Daryl Morey’s trademark in Houston was not building through the draft.
The Sixers’ new president of basketball operations hasn’t made a first-round pick, in fact, since 2015.
Below are the first-rounders Morey kept beyond draft night during his tenure with the Rockets. Lamb and White never played for Houston during the regular season.
- Aaron Brooks, No. 26 (2007)
- Patrick Patterson, No. 14 (2010)
- Marcus Morris, No. 14 (2011)
- Jeremy Lamb, No. 12 (2012)
- Royce White, No. 16 (2012)
- Terrence Jones, No. 18 (2012)
- Clint Capela, No. 25 (2014)
- Sam Dekker, No. 18 (2015)
He often used first-round selections for purposes besides drafting young talent, like in trades for James Harden, Chris Paul and Robert Covington.

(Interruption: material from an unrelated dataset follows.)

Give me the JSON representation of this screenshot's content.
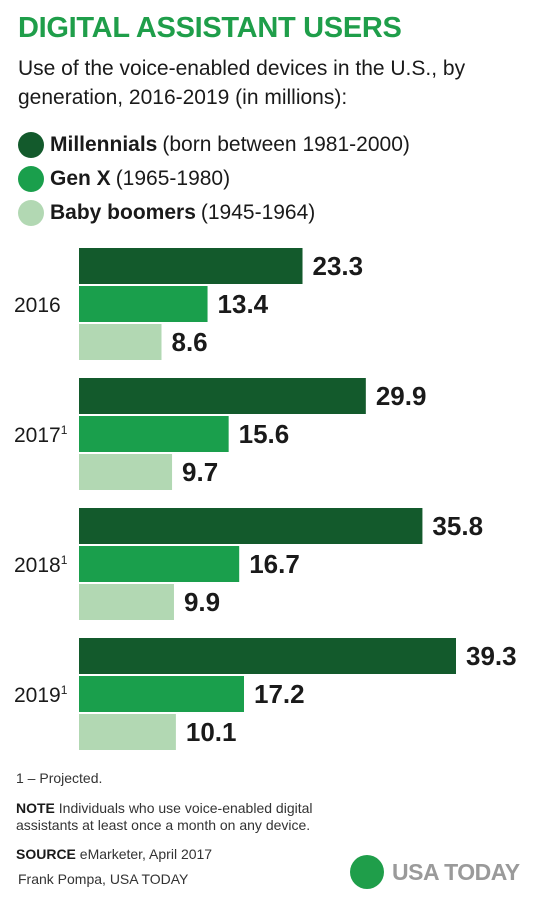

Will his approach be any different this year? The Sixers have five picks, the most of any team in the Nov. 18 NBA draft, including No. 21. In his first comments about this year’s draft, Morey actually alluded to Covington. The 29-year-old signed with Houston after going undrafted in 2013 out of Tennessee State, won the D-League Rookie of the Year Award with the Rio Grande Valley Vipers, joined The Process in Philadelphia and eventually returned to the Rockets this February. Morey was already searching for similar potential undrafted gems before he stepped down.
“The good thing is (general manager Elton Brand) has been working hard on those five picks,” he said. “We were in Houston, even though we didn’t have a pick this year, we actually talk about it. It’s actually more prep for the draft when you don’t have a pick because you’re maybe buying a pick in the second round or going after undrafted guys, including some famous ones that ping-ponged between us and Philly and Minnesota.
"So I do think — we haven’t even had a meeting yet — but we’ll be ready. They’re ready, and then obviously we were prepping for six months before and during the bubble, as well, in Houston. That’s still in my brain, hopefully.”
Morey has had a couple of second-round success stories in Chandler Parsons, the 38th pick in 2011, and Montrezl Harrell, the 32nd pick in 2015. This year’s draft is not considered especially strong at the top, though there do appear to be future rotation players throughout. Picks 21, 34 and 36 could all be opportunities to take such players. A worthwhile developmental big man might be there at No. 49 or 58.
As long as Morey keeps them, two recent Sixers draft picks look poised to be important pieces for next season. Matisse Thybulle was technically a Celtics pick last year at No. 20, and the Sixers traded the 56th and 60th selections to take 54th pick Shake Milton from the Mavs in 2018. With the Sixers tied down to expensive contracts for Al Horford, Tobias Harris, Joel Embiid and Ben Simmons, there’s more value than ever in affordable, productive young players.
Of course, that 21st pick might convince another team to pull the trigger on dealing away a star, or on accepting Horford and giving the Sixers a useful player. For as intriguing as the ideas of Stanford sharpshooter Tyrell Terry, NBA-ready TCU wing Desmond Bane or talented Kentucky guard Tyrese Maxey on the Sixers might be, the pick shouldn’t be sacrosanct.
The Sixers selling a second-round selection or two wouldn’t be a shock, although managing partner Josh Harris does seem willing to pay a substantial luxury tax penalty and has reportedly given healthy contracts to new head coach Doc Rivers and Morey. We can expect more selling than usual in this draft, given the financial challenges posed by COVID-19, but it’s difficult to imagine that being the best route for the Sixers. Morey does happen to be familiar with cost-cutting moves from his experience trying to get under the luxury tax with the Rockets.
This draft, however, won’t be similar to any Morey has done in recent years. He’ll likely lean on Brand and Sixers VP of scouting Vince Rozman, weigh the seemingly infinite options to trade for players and picks and, perhaps, use a first-round selection for the first time in five years.